I finally got my first gift from my garden this season. Today, I picked my first serrano chiles. Since I found California avocados at my local Marcs store for $1.00 each, I decided to make a very simple sauce that has become a staple around my house because it's so versatile. All it is, is a simple puree of avocados (2), cilantro (a large fist full), the zest and juice from one lime, salt, as many serrano chiles as you can stand (I used three, seeds and all) and enough water to make it the consistency you want. Just puree everything in a blender. It's a great topping for tacos, nachos and the like but I've also used it as a salad dressing, a dip, with fish and many other things.

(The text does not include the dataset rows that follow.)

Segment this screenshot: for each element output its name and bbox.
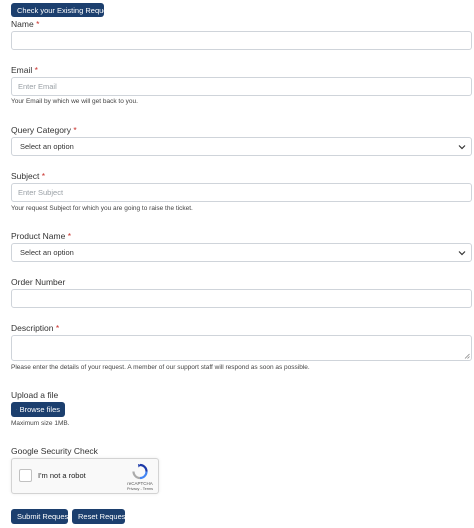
required-mark: * bbox=[34, 65, 38, 75]
required-mark: * bbox=[67, 231, 72, 241]
product-name-select[interactable]: Select an option bbox=[11, 243, 472, 262]
subject-label-text: Subject bbox=[11, 171, 40, 181]
name-label-text: Name bbox=[11, 19, 34, 29]
resize-handle-icon[interactable] bbox=[464, 353, 470, 359]
description-help-text: Please enter the details of your request… bbox=[11, 364, 310, 371]
recaptcha-logo-icon bbox=[132, 463, 148, 480]
product-name-selected: Select an option bbox=[20, 248, 74, 257]
recaptcha-brand: reCAPTCHA bbox=[127, 481, 153, 486]
email-label-text: Email bbox=[11, 65, 33, 75]
recaptcha-checkbox[interactable] bbox=[19, 469, 32, 482]
recaptcha-label: I'm not a robot bbox=[38, 471, 86, 480]
browse-files-button[interactable]: Browse files bbox=[11, 402, 65, 417]
name-label: Name * bbox=[11, 19, 39, 29]
upload-label: Upload a file bbox=[11, 390, 59, 400]
query-category-label-text: Query Category bbox=[11, 125, 71, 135]
query-category-select[interactable]: Select an option bbox=[11, 137, 472, 156]
security-check-label: Google Security Check bbox=[11, 446, 98, 456]
subject-placeholder: Enter Subject bbox=[18, 188, 64, 197]
description-label: Description * bbox=[11, 323, 59, 333]
name-input[interactable] bbox=[11, 31, 472, 50]
required-mark: * bbox=[36, 19, 40, 29]
plus-icon bbox=[16, 409, 17, 410]
order-number-label-text: Order Number bbox=[11, 277, 66, 287]
subject-label: Subject * bbox=[11, 171, 45, 181]
chevron-down-icon bbox=[458, 250, 466, 255]
required-mark: * bbox=[55, 323, 60, 333]
email-help-text: Your Email by which we will get back to … bbox=[11, 98, 138, 105]
required-mark: * bbox=[41, 171, 46, 181]
email-placeholder: Enter Email bbox=[18, 82, 57, 91]
recaptcha-widget: I'm not a robot reCAPTCHA Privacy - Term… bbox=[11, 458, 159, 494]
description-label-text: Description bbox=[11, 323, 54, 333]
subject-input[interactable]: Enter Subject bbox=[11, 183, 472, 202]
required-mark: * bbox=[73, 125, 77, 135]
subject-help-text: Your request Subject for which you are g… bbox=[11, 205, 193, 212]
email-label: Email * bbox=[11, 65, 38, 75]
order-number-input[interactable] bbox=[11, 289, 472, 308]
description-textarea[interactable] bbox=[11, 335, 472, 361]
query-category-label: Query Category * bbox=[11, 125, 77, 135]
recaptcha-links[interactable]: Privacy - Terms bbox=[122, 487, 158, 491]
browse-files-label: Browse files bbox=[19, 405, 60, 414]
reset-request-button[interactable]: Reset Request bbox=[72, 509, 128, 524]
order-number-label: Order Number bbox=[11, 277, 65, 287]
query-category-selected: Select an option bbox=[20, 142, 74, 151]
check-existing-request-button[interactable]: Check your Existing Request bbox=[11, 3, 113, 17]
product-name-label-text: Product Name bbox=[11, 231, 66, 241]
upload-help-text: Maximum size 1MB. bbox=[11, 420, 70, 427]
product-name-label: Product Name * bbox=[11, 231, 71, 241]
email-input[interactable]: Enter Email bbox=[11, 77, 472, 96]
chevron-down-icon bbox=[458, 144, 466, 149]
submit-request-button[interactable]: Submit Request bbox=[11, 509, 70, 524]
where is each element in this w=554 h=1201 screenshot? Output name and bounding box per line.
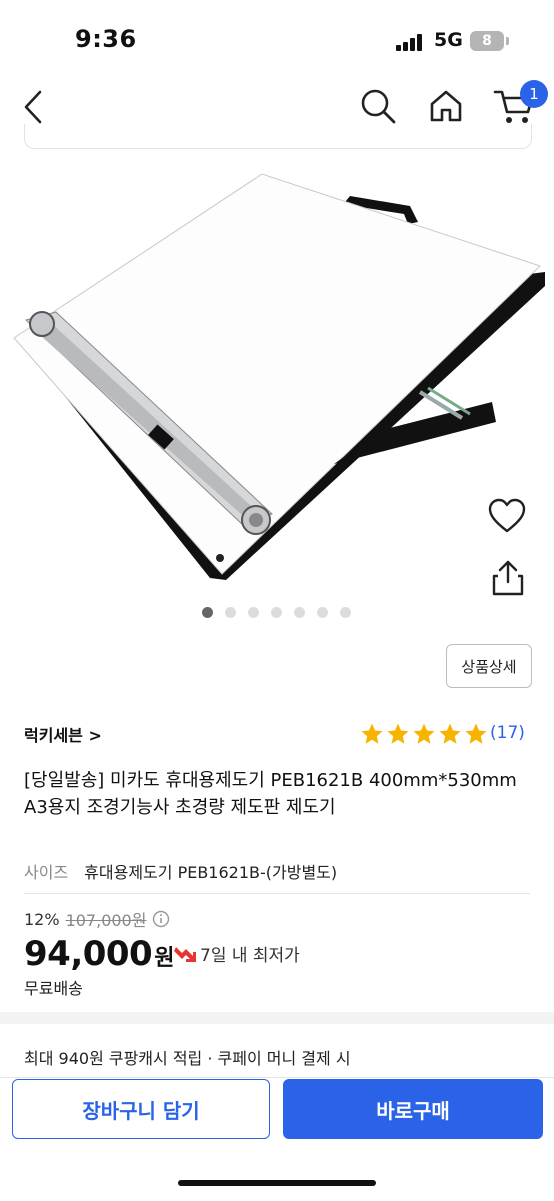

A quick note on storing this, guacamole or other avocado based things. It is always best to prepare these things as close to serving time as possible but when you have to make it ahead here is the best way I have found to stop the avocados from oxidizing. Store the product in a heavy zip-lock type bag and squeeze out all of the air. If possible, set the bag in a bowl of ice water. The combonation of cold, a lack of oxygen and plenty of acid (lime juice) should keep it fresh and green for a day or two. I've also had luck putting this sauce in a squeeze bottle filled to the absolute top and kept cold.

Not a great picture but still a delicious sauce.